# Introduction to Probability and Statistics:
## Manual implementation of descriptive Statistics using Python.
This notebook aims to help with the understanding of the basic formulas to obtain different desciptive values from a dataset. It avoids importing any libraries with the goal of interiorizing the concepts, and to help identify the small differences between theoretical formulas and their implementation in code.

## Dataset and Preprocessing

We begin by defining the dataset and sorting it. Many descriptive statistics
(median, quartiles, IQR) require ordered data.


In [34]:
data = [22, 49, 26, 15, 31, 29, 25, 33, 25, 30, 24, 34, 25, 39, 22, 24, 26, 19, 31, 37]
data_sorted = sorted(data)
n = len(data)

print(data_sorted)

[15, 19, 22, 22, 24, 24, 25, 25, 25, 26, 26, 29, 30, 31, 31, 33, 34, 37, 39, 49]

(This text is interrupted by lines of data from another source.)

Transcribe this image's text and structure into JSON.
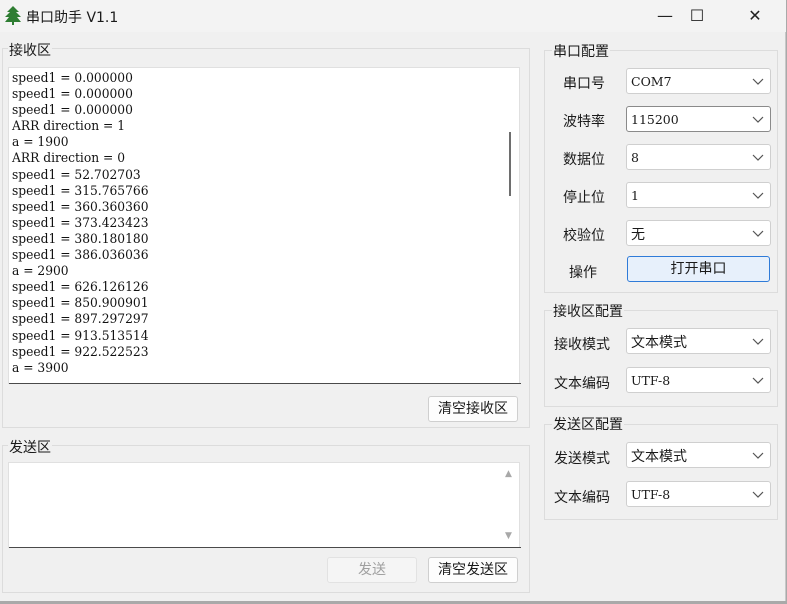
{
  "title_bar": {
    "title": "串口助手 V1.1",
    "minimize_glyph": "—",
    "maximize_glyph": "☐",
    "close_glyph": "✕"
  },
  "receive": {
    "label": "接收区",
    "lines": [
      "speed1 = 0.000000",
      "speed1 = 0.000000",
      "speed1 = 0.000000",
      "ARR direction = 1",
      "a = 1900",
      "ARR direction = 0",
      "speed1 = 52.702703",
      "speed1 = 315.765766",
      "speed1 = 360.360360",
      "speed1 = 373.423423",
      "speed1 = 380.180180",
      "speed1 = 386.036036",
      "a = 2900",
      "speed1 = 626.126126",
      "speed1 = 850.900901",
      "speed1 = 897.297297",
      "speed1 = 913.513514",
      "speed1 = 922.522523",
      "a = 3900"
    ],
    "clear_button": "清空接收区"
  },
  "send": {
    "label": "发送区",
    "value": "",
    "send_button": "发送",
    "clear_button": "清空发送区"
  },
  "serial_config": {
    "label": "串口配置",
    "port_label": "串口号",
    "port_value": "COM7",
    "baud_label": "波特率",
    "baud_value": "115200",
    "databits_label": "数据位",
    "databits_value": "8",
    "stopbits_label": "停止位",
    "stopbits_value": "1",
    "parity_label": "校验位",
    "parity_value": "无",
    "action_label": "操作",
    "open_button": "打开串口"
  },
  "receive_config": {
    "label": "接收区配置",
    "mode_label": "接收模式",
    "mode_value": "文本模式",
    "encoding_label": "文本编码",
    "encoding_value": "UTF-8"
  },
  "send_config": {
    "label": "发送区配置",
    "mode_label": "发送模式",
    "mode_value": "文本模式",
    "encoding_label": "文本编码",
    "encoding_value": "UTF-8"
  },
  "colors": {
    "window_bg": "#f0f0f0",
    "primary_border": "#2f7bd8",
    "icon_green": "#2e7d32"
  },
  "icons": {
    "app": "green-tree-icon",
    "dropdown": "chevron-down-icon"
  }
}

## Measures of Central Tendency

These statistics describe the "center" of the distribution.


### Mean

The mean is the arithmetic average of the data and is sensitive to outliers.

In [3]:
mean = sum(data) / n
mean


52.75

### Median

The median is the middle value of the ordered dataset and is robust to outliers.


In [6]:
mid = n // 2
if n % 2 == 0:
    median = (data_sorted[mid - 1] + data_sorted[mid]) / 2
else:
    median = data_sorted[mid]

median


54.5

### Mode

The mode is the value (or values) that occur more frequently than all others.
A dataset may have no mode or multiple modes.


In [11]:
from collections import Counter

counts = Counter(data)
max_freq = max(counts.values())
modes = [x for x, freq in counts.items() if freq == max_freq] # This definition acccounts for Multi-Modal datasets

if max_freq == 1 or len(modes) == len(counts): # Here we check that there is actually a mode
    mode = None
else:
    mode = modes

mode


[55]

## Measures of Dispersion

These statistics quantify how spread out the data is.


### Range

The range is the difference between the maximum and minimum values.


In [8]:
data_range = data_sorted[-1] - data_sorted[0]
data_range

24

### Variance (Population)

Variance measures the average squared deviation from the mean.


In [9]:
pop_variance = sum((x - mean)**2 for x in data) / n
pop_variance

47.1875

### Variance (Sample)

When the data represents a *sample* from a larger population, variance is
computed using Bessel’s correction.
We divide by \( n - 1 \) instead of \( n \) because estimating the mean from
the sample uses up one degree of freedom, and this correction makes the
variance an unbiased estimator of the population variance.


In [12]:
# Sample Variance (Bessel's correction)
samp_variance = sum((x - mean)**2 for x in data) / (n - 1)
samp_variance


51.47727272727273

**Key idea:**  
One degree of freedom is lost because the deviations must sum to zero once the
sample mean is fixed.


### Standard Deviation

The standard deviation is the square root of the variance and is expressed
in the same units as the data.


In [13]:
std_dev = pop_variance ** 0.5
std_dev

6.869315832017043

### Mean Absolute Deviation (MAD)

MAD is the average of the absolute deviations from the mean and is less
sensitive to extreme values than variance.


In [16]:
def mean_absolute_deviation(data):
    n = len(data)
    mean = sum(data)/n
    return sum(abs(x - mean) for x in data) / n

mad = mean_absolute_deviation(data)
mad


5.625

## Relative Dispersion

Relative dispersion measures describe variability *in relation to the size of the data values*.
They are useful when comparing how spread out different datasets are, especially when the datasets are on different scales.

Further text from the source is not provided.